Mais nous devons sortir de l'état d'urgence et nous devons faire en sorte qu'au moment où nous en sortirons, les moyens de l'État, la vigilance de notre pays auront été mobilisés et les dispositions juridiques nécessaires prises, pour que nous puissions affronter avec beaucoup de fermeté, beaucoup de lucidité aussi et beaucoup d'efficacité la lutte contre ceux qui veulent ou qui voudraient reproduire de tels actes, contre tous ceux qui voudraient mettre en péril la République et nos concitoyens.

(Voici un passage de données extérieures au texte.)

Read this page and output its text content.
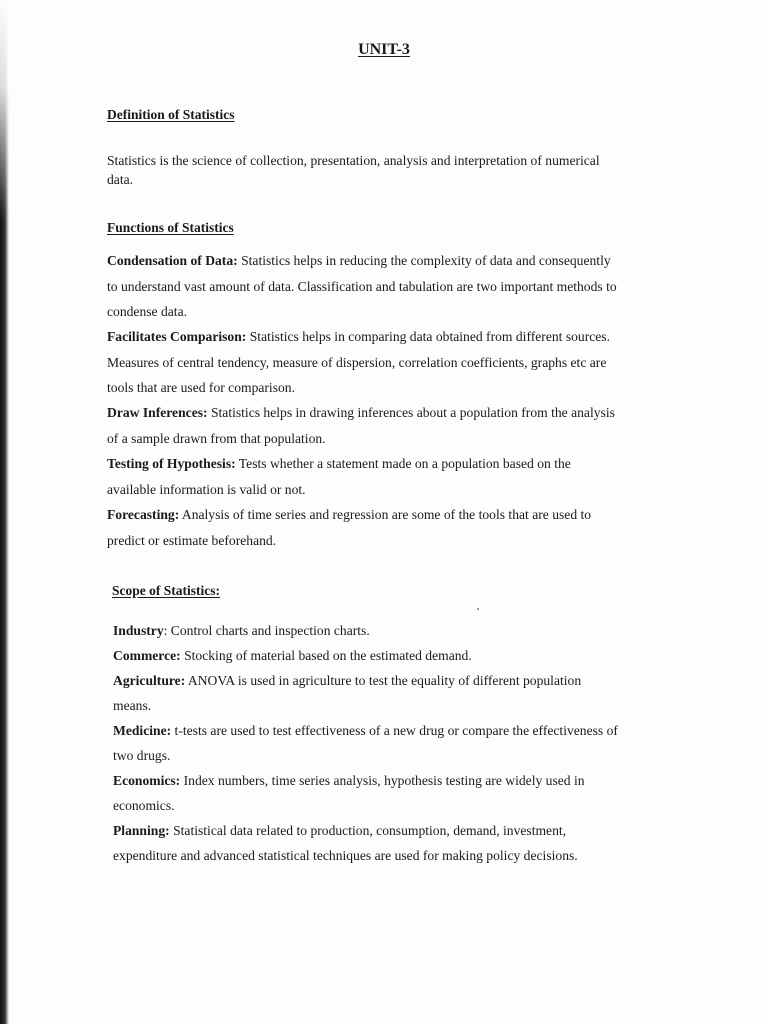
UNIT-3
Definition of Statistics
Statistics is the science of collection, presentation, analysis and interpretation of numerical
data.
Functions of Statistics
Condensation of Data: Statistics helps in reducing the complexity of data and consequently
to understand vast amount of data. Classification and tabulation are two important methods to
condense data.
Facilitates Comparison: Statistics helps in comparing data obtained from different sources.
Measures of central tendency, measure of dispersion, correlation coefficients, graphs etc are
tools that are used for comparison.
Draw Inferences: Statistics helps in drawing inferences about a population from the analysis
of a sample drawn from that population.
Testing of Hypothesis: Tests whether a statement made on a population based on the
available information is valid or not.
Forecasting: Analysis of time series and regression are some of the tools that are used to
predict or estimate beforehand.
Scope of Statistics:
Industry: Control charts and inspection charts.
Commerce: Stocking of material based on the estimated demand.
Agriculture: ANOVA is used in agriculture to test the equality of different population
means.
Medicine: t-tests are used to test effectiveness of a new drug or compare the effectiveness of
two drugs.
Economics: Index numbers, time series analysis, hypothesis testing are widely used in
economics.
Planning: Statistical data related to production, consumption, demand, investment,
expenditure and advanced statistical techniques are used for making policy decisions.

C'est la raison pour laquelle très prochainement, au Sénat puis à l'Assemblée nationale, le Gouvernement présentera un projet de loi pour compléter notre arsenal juridique et donner aux services de police les moyens, les instruments dont ils ont besoin pour lutter contre le risque terroriste.
Je terminerai, madame la députée, en disant que j'ai parfaitement conscience que la lutte contre le terrorisme ne dépend pas seulement d'instruments juridiques. Il faudra certes discuter les dispositions de ce projet de loi et j'espère qu'elles seront adoptées par le Parlement, mais aucun texte ne protégera définitivement nos concitoyens.
C'est à une vigilance permanente, à des réflexes républicains et même civiques que j'appelle pour que nous puissions tous ensemble aborder le 14 juillet 2017 et tous ceux qui suivront avec l'amour de la République, l'amour de nos concitoyens et la conscience, au fond de nous-mêmes, que rien, jamais, ne pourra mettre à mal notre République. (Vifs applaudissements sur tous les bancs.)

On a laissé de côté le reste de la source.